Super-push up technique: pointers needed

  • Creator
    Topic
  • #30149
    Chris R.
    Participant

    Hello – I am trying to master the super-push up from Scott’s Killer Core workout, and while I’m not a skimo racer, I find the reversal part of the exercise particularly difficult. I’m wondering if anyone had some technique pointers particularly related to elbow placement and back flexibility. I can’t seem to be able to both drive my hips backwards in a u-shape to down dog while keeping my stomach / chest / chin close the ground and end up just pushing up to plank.

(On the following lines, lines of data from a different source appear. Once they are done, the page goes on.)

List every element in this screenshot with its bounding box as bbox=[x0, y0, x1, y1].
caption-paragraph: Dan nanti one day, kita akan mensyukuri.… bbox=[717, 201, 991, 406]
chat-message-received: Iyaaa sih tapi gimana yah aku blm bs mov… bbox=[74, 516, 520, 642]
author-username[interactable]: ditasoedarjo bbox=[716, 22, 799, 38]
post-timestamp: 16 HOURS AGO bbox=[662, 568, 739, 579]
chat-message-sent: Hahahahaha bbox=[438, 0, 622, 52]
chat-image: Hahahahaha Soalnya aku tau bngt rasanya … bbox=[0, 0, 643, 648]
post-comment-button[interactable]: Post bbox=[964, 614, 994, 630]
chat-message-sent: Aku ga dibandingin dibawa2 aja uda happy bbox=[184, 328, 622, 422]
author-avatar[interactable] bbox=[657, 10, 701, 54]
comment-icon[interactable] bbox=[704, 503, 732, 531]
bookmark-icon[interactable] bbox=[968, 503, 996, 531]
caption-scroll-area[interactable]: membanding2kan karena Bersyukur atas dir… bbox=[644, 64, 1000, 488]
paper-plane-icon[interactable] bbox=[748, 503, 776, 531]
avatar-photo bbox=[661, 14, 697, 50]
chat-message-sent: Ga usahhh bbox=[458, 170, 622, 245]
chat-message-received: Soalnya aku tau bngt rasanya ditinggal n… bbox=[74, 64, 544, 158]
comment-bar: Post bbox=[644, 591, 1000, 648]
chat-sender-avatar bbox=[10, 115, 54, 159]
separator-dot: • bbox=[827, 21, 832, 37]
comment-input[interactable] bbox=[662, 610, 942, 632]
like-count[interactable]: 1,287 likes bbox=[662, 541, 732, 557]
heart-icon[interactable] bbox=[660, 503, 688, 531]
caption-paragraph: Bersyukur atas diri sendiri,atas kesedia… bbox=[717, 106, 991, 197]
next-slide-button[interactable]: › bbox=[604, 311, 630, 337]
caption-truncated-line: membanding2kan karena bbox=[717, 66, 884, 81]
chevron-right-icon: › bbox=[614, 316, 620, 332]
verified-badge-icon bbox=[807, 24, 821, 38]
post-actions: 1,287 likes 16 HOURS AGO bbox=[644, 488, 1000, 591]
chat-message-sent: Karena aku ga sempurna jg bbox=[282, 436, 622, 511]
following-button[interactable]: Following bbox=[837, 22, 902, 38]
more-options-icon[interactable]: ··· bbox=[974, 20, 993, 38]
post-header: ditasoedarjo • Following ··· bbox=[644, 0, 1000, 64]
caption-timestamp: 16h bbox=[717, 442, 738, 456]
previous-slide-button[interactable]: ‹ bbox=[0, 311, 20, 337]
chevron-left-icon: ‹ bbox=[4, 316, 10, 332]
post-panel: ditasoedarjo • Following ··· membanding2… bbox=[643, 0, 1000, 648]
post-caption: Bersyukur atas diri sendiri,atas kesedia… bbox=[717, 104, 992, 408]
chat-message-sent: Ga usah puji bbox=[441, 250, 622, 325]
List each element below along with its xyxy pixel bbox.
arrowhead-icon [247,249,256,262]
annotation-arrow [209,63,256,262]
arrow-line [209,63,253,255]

    Thanks for the advice!

  • Participant
    nullkru on #30172

    Hi Chris,

    maybe you can do this intermittent step: https://www.youtube.com/watch?time_continue=13&v=VmODY7havBE
    Till u get that reverse part dialed.

    have a great day — mirko

    Inactive
    Anonymous on #30231

    Chris;

    If you can go this with your chest farther off the ground then stay with that movement for a while to develop the strength and coordination. Then slowly lower your chest on later sessions with this exercise.

    Scott

    Participant
    Chris R. on #30257

    Thank you Scott and Mirko. Yes, I will try that. One thing I noticed from watching the video on youtube https://www.youtube.com/watch?v=Ecd1WTtvr3I in super slow motion is that whereas I was trying to keep my elbows at my side throughout the exercise, it seems the correct form has elbows actually going outwards! Will definitely be trying that approach. Thanks again!

    Participant
    Chris R. on #30258

    Thanks Mirko, appreciate the link!